ジャバのメモリ構成

最近ジャバ言語のスレッドの使い方に関して読んでいます。
It seems that, although objects are allocated on a heap that is shared by all threads (also known as main memory), each thread has its own heap (called working memory). Whenever an object is passed to the thread, it seems that the thread copies it from main memory to working memory. What is gained by having such a local copy I am uncertain (perhaps some performance gains). However, if the variable is either synchronized (used in a synchronized block) or declared to be "volatile", all reads must retrieve the copy from main memory and all writes be flushed back to main memory. In addition, the order of reads and writes to main memory must be consistent with the order stated in the program, in the case of the volatile keyword.

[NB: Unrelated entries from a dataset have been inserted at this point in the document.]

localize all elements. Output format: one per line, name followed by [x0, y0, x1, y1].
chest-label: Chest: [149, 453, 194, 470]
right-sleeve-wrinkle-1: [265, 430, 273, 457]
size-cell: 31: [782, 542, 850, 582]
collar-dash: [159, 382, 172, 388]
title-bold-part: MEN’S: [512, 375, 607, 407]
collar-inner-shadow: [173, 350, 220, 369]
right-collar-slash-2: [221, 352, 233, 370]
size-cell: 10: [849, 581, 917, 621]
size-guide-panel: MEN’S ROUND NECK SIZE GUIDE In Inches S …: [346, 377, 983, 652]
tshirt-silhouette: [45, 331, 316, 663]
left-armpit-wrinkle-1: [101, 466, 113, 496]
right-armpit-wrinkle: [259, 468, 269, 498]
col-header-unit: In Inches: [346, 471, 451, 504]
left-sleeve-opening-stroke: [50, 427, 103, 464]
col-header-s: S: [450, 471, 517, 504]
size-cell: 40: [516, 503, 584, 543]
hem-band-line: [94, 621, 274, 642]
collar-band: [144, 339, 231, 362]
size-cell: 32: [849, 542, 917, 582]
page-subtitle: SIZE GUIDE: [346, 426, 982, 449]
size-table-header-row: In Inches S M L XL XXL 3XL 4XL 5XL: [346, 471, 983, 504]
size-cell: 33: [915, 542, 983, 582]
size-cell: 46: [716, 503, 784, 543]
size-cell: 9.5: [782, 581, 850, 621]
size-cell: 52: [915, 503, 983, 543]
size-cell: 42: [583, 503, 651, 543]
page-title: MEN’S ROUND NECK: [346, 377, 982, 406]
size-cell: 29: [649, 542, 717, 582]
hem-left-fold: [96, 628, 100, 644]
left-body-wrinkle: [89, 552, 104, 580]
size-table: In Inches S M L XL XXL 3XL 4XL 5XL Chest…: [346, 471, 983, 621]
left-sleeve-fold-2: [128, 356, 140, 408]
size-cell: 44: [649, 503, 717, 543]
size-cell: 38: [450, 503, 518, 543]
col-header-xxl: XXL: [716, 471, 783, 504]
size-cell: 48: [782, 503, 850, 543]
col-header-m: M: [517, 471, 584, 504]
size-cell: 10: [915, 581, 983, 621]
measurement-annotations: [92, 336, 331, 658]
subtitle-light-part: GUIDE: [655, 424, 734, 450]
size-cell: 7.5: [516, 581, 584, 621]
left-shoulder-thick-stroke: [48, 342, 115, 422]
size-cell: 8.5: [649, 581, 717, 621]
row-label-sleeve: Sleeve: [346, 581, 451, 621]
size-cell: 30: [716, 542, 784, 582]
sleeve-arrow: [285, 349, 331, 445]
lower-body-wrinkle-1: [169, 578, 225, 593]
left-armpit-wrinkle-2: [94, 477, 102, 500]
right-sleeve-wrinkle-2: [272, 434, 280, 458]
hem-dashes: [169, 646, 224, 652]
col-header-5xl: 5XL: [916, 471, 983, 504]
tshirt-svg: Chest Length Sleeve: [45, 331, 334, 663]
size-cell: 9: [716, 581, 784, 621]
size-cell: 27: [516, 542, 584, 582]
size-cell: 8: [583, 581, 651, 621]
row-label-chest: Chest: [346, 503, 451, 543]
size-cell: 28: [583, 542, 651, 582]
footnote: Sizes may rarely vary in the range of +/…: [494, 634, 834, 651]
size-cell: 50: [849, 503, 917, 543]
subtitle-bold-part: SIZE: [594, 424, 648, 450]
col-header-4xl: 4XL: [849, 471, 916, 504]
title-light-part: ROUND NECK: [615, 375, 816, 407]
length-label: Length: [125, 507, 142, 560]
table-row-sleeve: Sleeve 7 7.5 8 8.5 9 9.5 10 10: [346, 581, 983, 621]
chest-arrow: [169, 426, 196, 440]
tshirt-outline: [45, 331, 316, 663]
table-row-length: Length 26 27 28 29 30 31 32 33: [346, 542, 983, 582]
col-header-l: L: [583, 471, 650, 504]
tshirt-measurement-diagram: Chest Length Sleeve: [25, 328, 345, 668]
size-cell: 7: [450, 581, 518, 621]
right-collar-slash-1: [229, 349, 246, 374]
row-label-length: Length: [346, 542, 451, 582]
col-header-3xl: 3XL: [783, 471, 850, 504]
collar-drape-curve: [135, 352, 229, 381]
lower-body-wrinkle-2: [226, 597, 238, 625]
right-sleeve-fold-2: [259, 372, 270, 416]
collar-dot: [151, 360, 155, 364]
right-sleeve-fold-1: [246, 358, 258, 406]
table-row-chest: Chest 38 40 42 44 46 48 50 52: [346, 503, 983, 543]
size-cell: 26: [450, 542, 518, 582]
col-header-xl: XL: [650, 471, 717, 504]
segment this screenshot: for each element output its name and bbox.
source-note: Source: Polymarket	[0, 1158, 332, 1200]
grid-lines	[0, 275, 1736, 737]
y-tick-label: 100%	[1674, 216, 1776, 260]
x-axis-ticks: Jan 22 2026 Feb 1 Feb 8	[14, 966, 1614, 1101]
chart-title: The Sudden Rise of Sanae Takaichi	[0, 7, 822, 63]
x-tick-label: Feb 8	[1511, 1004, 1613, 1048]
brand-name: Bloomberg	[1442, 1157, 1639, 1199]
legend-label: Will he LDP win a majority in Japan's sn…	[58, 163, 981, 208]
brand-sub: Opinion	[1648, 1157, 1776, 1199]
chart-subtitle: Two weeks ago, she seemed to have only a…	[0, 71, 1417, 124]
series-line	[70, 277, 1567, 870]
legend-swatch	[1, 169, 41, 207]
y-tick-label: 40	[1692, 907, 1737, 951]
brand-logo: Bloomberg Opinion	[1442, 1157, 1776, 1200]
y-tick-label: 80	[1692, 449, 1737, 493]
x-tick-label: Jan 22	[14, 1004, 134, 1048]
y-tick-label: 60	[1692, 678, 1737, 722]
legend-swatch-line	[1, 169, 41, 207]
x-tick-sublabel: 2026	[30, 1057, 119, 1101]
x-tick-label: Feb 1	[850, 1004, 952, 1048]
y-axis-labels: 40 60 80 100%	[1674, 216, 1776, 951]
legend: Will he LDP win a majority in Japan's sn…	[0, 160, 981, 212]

I have read that a "volatile" keyword with a similar meaning exists in C++, so I am wondering whether C++ threads also keep working copies of heap memory. In addition, as the .NET Common Language Runtime is similar to the Java Virtual Machine, I wonder whether .NET also uses such working memory.
更新 In .NET, it seems that threads can cache variables in local storage (via either compiler's translation into CIL or the CLR's translation of CIL into native code). In such a case, either the use of locks or of the volatile keyword (at least in C#) allows the write-back to main memory to occur. I am wondering where such implicit caching occurs in C++. Perhaps the native code generated by C++ compilers keeps the variable in a register and does not guarantee write-back to main memory in any order or within any particular time. However, if two threads are working with a shared object, I believe that the updates should be seen within a certain time limit (e.g. if thread 1 goes into a wait loop until thread 2 updates a shared object, thread 1's loop should be finite).